Atölye çalışmasının son oturumu ise günümüzdeki siyer çalışmaları hakkındaki tebliğlerden oluşmaktaydı. Oturumun ilk konuşmacısı olan Yard. Doç. Dr. Sezai Coşkun, kültür endüstrisi ile siyer yayıncılığı arasındaki ilişkiye ve bunun olumsuz yönlerine temas etti. Özellikle kültür endüstrisi kavramını geniş bir arka planla ele alan Sezai Coşkun, siyer yayıncılığının bir ticari faaliyete dönüşmesinin, eserlerin niteliği üzerinde ciddi bir düşüşe sebep olduğunun altını çizdi.

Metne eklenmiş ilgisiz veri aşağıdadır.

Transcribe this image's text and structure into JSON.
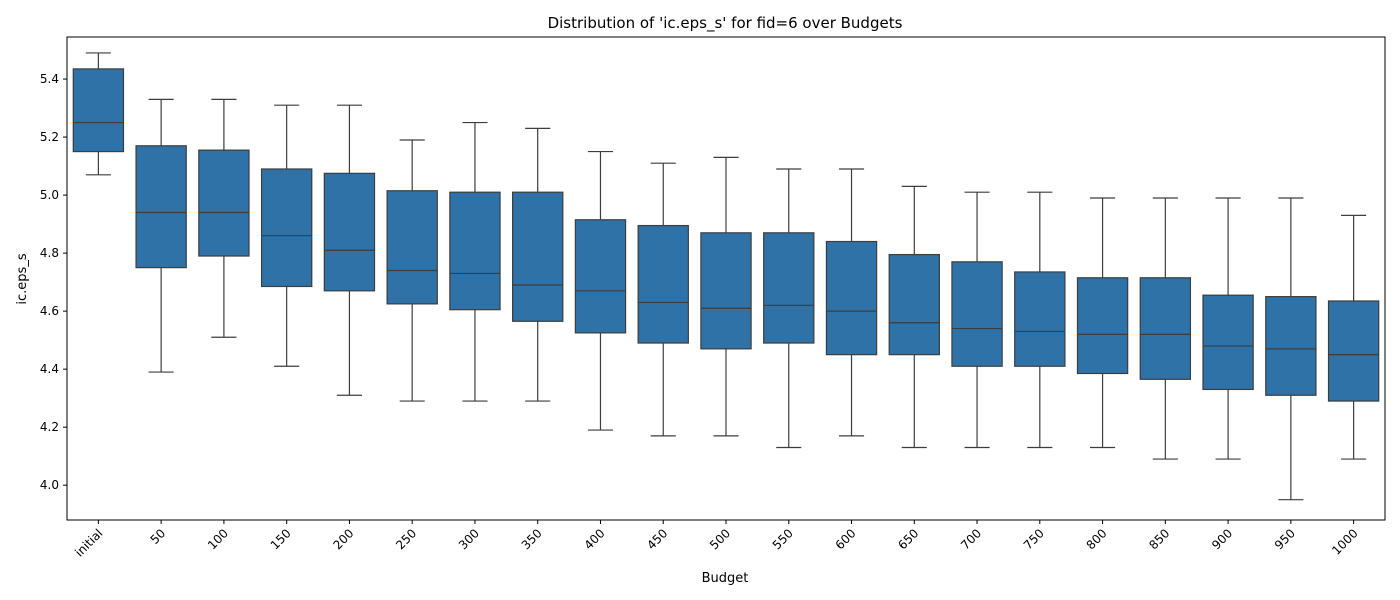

Siyer Eserleri Birer Tüketim Metaı mı?

 

Oturumun ikinci konuşmacısı olan Dr. Bahtiyar Aslan ise sözlü, yazılı ve dijital kültür ortamlarına geçişte siyerin yaşadığı dönüşümleri ele aldı. Sözlü kültürün ağır basan yönünün üreticilik, yazılı kültürün ağır basan yönünün kaydedicilik olduğunu belirten Bahtiyar Aslan, dijital kültürün ağır basan yönünün ise tüketicilik olduğunu vurguladı. Bunun yanı sıra günümüzdeki Hz. Peygamber anlatımlarındaki niteliksizliğe ve yanlışlıklara da çarpıcı örneklerle değindi.

A. Ali Ural ise siyer yazıcılığının arayış içerisinde olduğu yeni metotlar hakkındaki önerilerini sundu. Buna göre Hz. Peygamber'i anlatan başarılı bir eserin, O'nun bütün hayatını ele almak yerine O'nun hayatındaki belirli olaylar üzerinde yoğunlaşarak yazılabileceğini belirtti. Ayrıca böyle bir eserde Hz. Peygamber'in, az bilinir yönleriyle ele alınmasının gerekliliğine vurgu yaptı.

Oturumun son konuşmacısı olan Sibel Eraslan, "uzaktan sevmek" kavramına atıfla Hz. Peygamber sevgisinin mahiyeti hakkında görüş beyan etti. Ayrıca buradan hareketle siyer yazmanın da O'na yakınlaşmaya çalışırken uzaklaşma şeklinde bir paradoksu getirdiğini belirten Sibel Eraslan, önemli olanın, O'nun bütün hayatını bilmek değil, bu çaba sürecinde elde edilen duygusal yakınlık olduğunun altını çizdi.

Oturumun sonundaki soru-cevap kısmında ise A. Ali Ural ile Sibel Eraslan'ın önerileri tartışmaya açılırken Sezai Coşkun'un dile getirdiği kültür endüstrisi kavramı da etraflıca ele alındı.

Günün sonundaki değerlendirme konuşmalarında ise teşekkür mesajlarının yanı sıra iki gün boyunca tartışılan konular hakkında görüşler beyan edildi. Ayrıca katılımcılar tarafından toplantının eksik kalan yanları da belirtilerek sonraki çalışmalar için bir perspektif çizilmeye çalışıldı.